What position alone does not tell you

The audit surfaced a counterintuitive finding: ranking #1 on coffey.codes earned essentially zero clicks. Some queries reach the top of the SERP but the searcher's intent is a competitor. People searching 'android emulator' want software downloads, not a Flutter article. Meanwhile, the vibe-coding article cluster at position 8 outperformed positions 4-7 on this site at 3-7% CTR, far above the industry baseline. Query intent matters more than position. That finding informed the next phase: not just chasing rank improvements, but pruning effort on pages whose ranking was demonstrably misaligned with what searchers wanted.

Phase 2: On-page and structured-data work

The audit identified concrete issues: missing dateModified, weak Open Graph cards, no pagination noindex, ambiguous entity signals to Google's Knowledge Graph. Two specs worked through them. The result: every page now ships a coherent JSON-LD graph linking the site, the author, and the publisher across stable @id URIs. Articles emit BlogPosting plus a BreadcrumbList; the homepage layout emits Person plus Organization with sameAs links to every owned profile. Pagination pages emit noindex,follow so link equity flows through without polluting the index.

Schema entities (site-wide)

Schema entities (per article)

Owned-profile sameAs links

noindex,follow

Pagination handling

Phase 3: Custom SEO tooling

After the on-page work landed, the audit workflow was still manual: a Claude Code session pulling data through the MCP each quarter. The next spec turned that into a script. scripts/seo-snapshot.mjs uses the same service-account credentials but bypasses the MCP entirely, pulling Google Search Console, Google Analytics 4, Bing Webmaster Tools, and Google Ads Keyword Planner directly into a single dated JSON snapshot. Snapshots are committed to git because Google's data window is only 16 months, and what isn't snapshotted is lost forever. A companion scripts/seo-snapshot-diff.mjs prints the delta between any two snapshots with ANSI colors and box-drawing characters in the terminal, falling back to plain ASCII for CI and pipes.

Phase 4: AI agent workflows for editorial decisions

The snapshot is the data substrate; the leverage came from four follow-up scripts that turn it into editorial answers. scripts/keyword-audit-articles.mjs flags every article where Google Ads suggests a higher-volume keyword the article could target with light editing. scripts/keyword-discover-topics.mjs produces a ranked editorial backlog seeded from the site's article categories and top GSC queries, filtering out anything already covered by existing slugs. scripts/keyword-validate-lps.mjs verdicts each landing page as WELL_TARGETED, UNDER_INVESTED, or OVER_AMBITIOUS. scripts/keyword-probe-url.mjs is a one-shot competitor URL probe. Each report writes dated markdown into docs/strategy/data/. Future Claude Code agents can invoke any of these scripts, ingest the output, and incorporate it into the next quarterly audit doc without human intervention beyond final review.

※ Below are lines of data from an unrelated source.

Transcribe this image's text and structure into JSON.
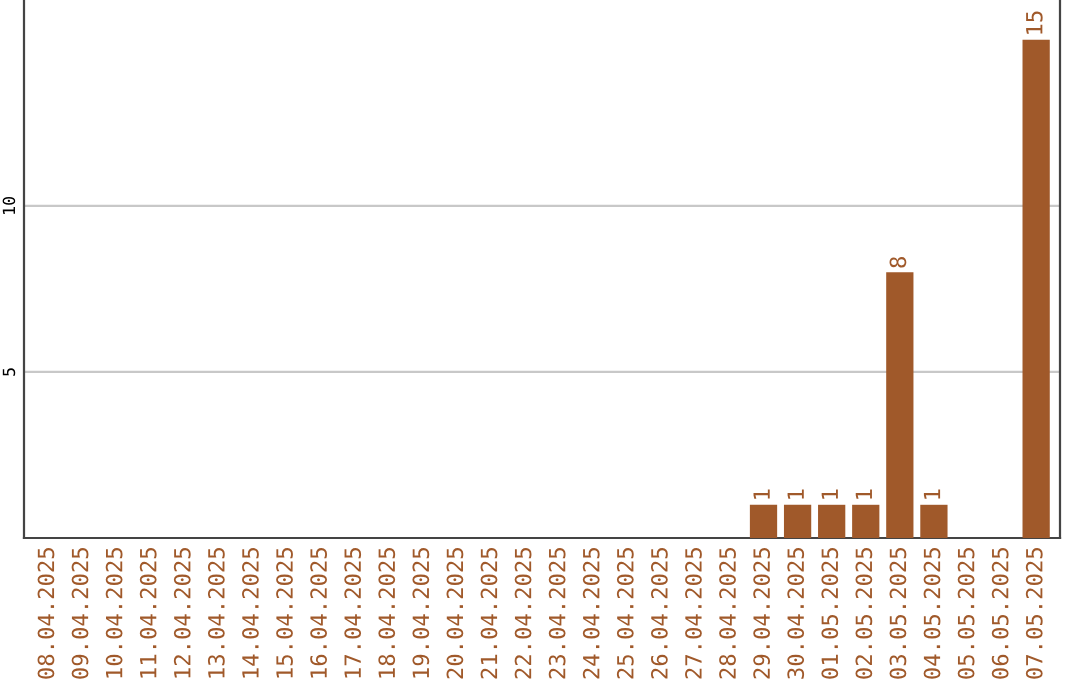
{
  "chart_data": {
    "type": "bar",
    "categories": [
      "08.04.2025",
      "09.04.2025",
      "10.04.2025",
      "11.04.2025",
      "12.04.2025",
      "13.04.2025",
      "14.04.2025",
      "15.04.2025",
      "16.04.2025",
      "17.04.2025",
      "18.04.2025",
      "19.04.2025",
      "20.04.2025",
      "21.04.2025",
      "22.04.2025",
      "23.04.2025",
      "24.04.2025",
      "25.04.2025",
      "26.04.2025",
      "27.04.2025",
      "28.04.2025",
      "29.04.2025",
      "30.04.2025",
      "01.05.2025",
      "02.05.2025",
      "03.05.2025",
      "04.05.2025",
      "05.05.2025",
      "06.05.2025",
      "07.05.2025"
    ],
    "values": [
      0,
      0,
      0,
      0,
      0,
      0,
      0,
      0,
      0,
      0,
      0,
      0,
      0,
      0,
      0,
      0,
      0,
      0,
      0,
      0,
      0,
      1,
      1,
      1,
      1,
      8,
      1,
      0,
      0,
      15
    ],
    "value_labels": [
      null,
      null,
      null,
      null,
      null,
      null,
      null,
      null,
      null,
      null,
      null,
      null,
      null,
      null,
      null,
      null,
      null,
      null,
      null,
      null,
      null,
      "1",
      "1",
      "1",
      "1",
      "8",
      "1",
      null,
      null,
      "15"
    ],
    "color": "#a0592a",
    "ylim": [
      0,
      16.2
    ],
    "yticks": [
      5,
      10
    ],
    "grid": "y"
  }
}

The agent brief in docs/documentation/agents/ documents the full surface so a fresh agent session can pick up the work without re-discovery.

Where this leaves things

The site now has a 365-day baseline snapshot in git, a verifiable structured-data graph across every page, and a tool chain that can produce the same data in the same shape every quarter. The Q3 audit ran end-to-end through the new pipeline; the Q4 audit (target August 2026) will be the first full four-engine run with Google Ads keyword volume context enriching the gsc.topQueries table inside each snapshot. Drift detection is now a seo-snapshot-diff.mjs call. Editorial decisions can cite specific numbers from the latest snapshot instead of intuition. And because every spec was scoped tightly and the scripts share a single auth module at scripts/lib/google-ads.mjs, the whole pipeline can be extended (a fifth engine, a new report shape, a different cadence) without touching the existing surface.